Far from Fine

Dr. Jillian Horton was always a high achiever. Valedictorian of her medical class at McMaster University, she completed her residency in Toronto and became a successful physician in her home province of Manitoba.

But after more than 12 years in practice, the associate professor of internal medicine in the Max Rady College of Medicine had descended to a hard place.

The guilt and grief she carried, combined with the unrelenting pressure and exhaustion of medical training and practice, had left her numb. She wasn’t emotionally present for her husband and children, was losing compassion for her students, resented the medical system and felt she could never do enough for her patients.

Reluctantly, Horton participated in a five-day meditation retreat for burned-out doctors. Her recently published book, the funny and wrenching We Are All Perfectly Fine: A Memoir of Love, Medicine and Healing, recounts how that experience opened the door to her recovery.

The memoir has been praised for its “deep reflections on the private suffering of the healing professions.” The following is an excerpt from the first chapter.


Jillian Horton and her book, We Are All Perfectly Fine

I’m a general internist, the kind of doctor who looks after people with medical problems that sound made up. Typhlitis. Neurocysticercosis. Ankylosing spondylitis. I also treat people with less exotic problems but lots of them at once. Heart failure and liver disease and sick kidneys. Stroke and pneumonia and severe mental illness.
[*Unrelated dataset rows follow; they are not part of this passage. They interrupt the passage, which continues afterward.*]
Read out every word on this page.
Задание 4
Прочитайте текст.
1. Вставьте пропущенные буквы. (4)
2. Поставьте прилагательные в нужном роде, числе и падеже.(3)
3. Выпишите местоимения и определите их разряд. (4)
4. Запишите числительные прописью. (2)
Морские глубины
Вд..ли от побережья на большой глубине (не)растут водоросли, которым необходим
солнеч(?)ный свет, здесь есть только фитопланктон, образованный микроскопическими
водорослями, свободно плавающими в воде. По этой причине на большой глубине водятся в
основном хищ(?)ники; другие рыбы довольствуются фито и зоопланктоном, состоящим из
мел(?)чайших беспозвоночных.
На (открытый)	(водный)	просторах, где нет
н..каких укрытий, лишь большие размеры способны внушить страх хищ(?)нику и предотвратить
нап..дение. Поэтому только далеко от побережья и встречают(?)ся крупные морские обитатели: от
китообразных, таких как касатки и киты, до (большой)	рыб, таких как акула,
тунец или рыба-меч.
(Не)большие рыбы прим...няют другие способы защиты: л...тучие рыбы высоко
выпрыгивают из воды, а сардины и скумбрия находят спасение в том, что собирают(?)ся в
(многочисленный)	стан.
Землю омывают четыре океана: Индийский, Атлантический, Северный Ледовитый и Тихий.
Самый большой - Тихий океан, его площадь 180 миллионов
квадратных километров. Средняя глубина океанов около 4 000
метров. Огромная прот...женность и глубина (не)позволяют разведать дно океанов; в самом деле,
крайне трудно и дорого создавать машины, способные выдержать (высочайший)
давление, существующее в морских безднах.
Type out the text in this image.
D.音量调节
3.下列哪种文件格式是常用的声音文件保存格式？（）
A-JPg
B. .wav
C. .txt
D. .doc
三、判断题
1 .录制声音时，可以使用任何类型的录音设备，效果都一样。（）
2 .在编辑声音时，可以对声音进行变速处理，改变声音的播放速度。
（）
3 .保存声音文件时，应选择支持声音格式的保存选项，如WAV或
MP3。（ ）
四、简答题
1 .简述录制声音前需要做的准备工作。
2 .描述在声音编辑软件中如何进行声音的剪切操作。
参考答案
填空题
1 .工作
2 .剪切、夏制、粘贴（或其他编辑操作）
I work in an inner-city hospital, a rambling facility in need of a paint job, built on Treaty 1 land in a part of Canada that Truth and Reconciliation seems to have forgotten, a hundred miles from the town where I grew up. I look after people who are sick enough to be in the hospital. Some are dying. Many are homeless. Many are Indigenous and have been subjected to gross, almost unfathomable injustice, racial oppression and intergenerational trauma. They struggle to escape its legacy, which often comes in the form of drug and alcohol addiction.

I’m heading to a place in New York called Chapin Mill. Nobody’s sending me. I’m going of my own volition, unsure as to why, doubtful it will make any difference. In the only-in-my-mind major motion picture version of my life, either Hawkeye Pierce or the soulful doctor played by George Clooney on ER have staged an intervention, since it’s so painfully obvious to viewers that I’m floundering emotionally and need to go away somewhere for at least part of one season.

Interventions don’t happen in medicine, in my experience. When they do, they’re a late-stage measure, akin to chemotherapy for advanced-cancer patients who have no hope of cure. Most doctors look fine, perennially, until the day they don’t. That’s because doctors are excellent at compartmentalizing. We are also compliant and conscientious and rigidly perfectionistic, characteristics that put us at risk for choking to death on our own misery—or more specifically, overdosing on the perfect fatal combination of pills, throwing ourselves off just-tall-enough buildings, or slitting open the large arteries we studied so carefully when we were undergraduates, with the sleight of hand to bleed out quickly—if all goes well, in approximately five minutes.

I talk about death a lot; wouldn’t you? I’m surrounded it. I’ve signed more death certificates than cheques, and I pay for everything by cheque. Doctors have a delusional relationship with death. We trick ourselves into the professional assumption that death is reasonable. Not benevolent, but not unpredictable—nothing psycho about it. Birth on a good day is a Hitchcock film; death is often quiet, understated, like dealing with your accountant. So when it shows up on our doorstep, whether for us or one of our family members, suddenly this “reasonable” death that seemed so calm and inevitable when it was happening to other people turns out to be a real handful, and we’re often woefully unprepared to deal with it.

But we also talk and think so much about death because medicine is so f—ing hard.


Excerpt from “We Are All Perfectly Fine: A Memoir of Love, Medicine and Healing” by Jillian Horton ©2021.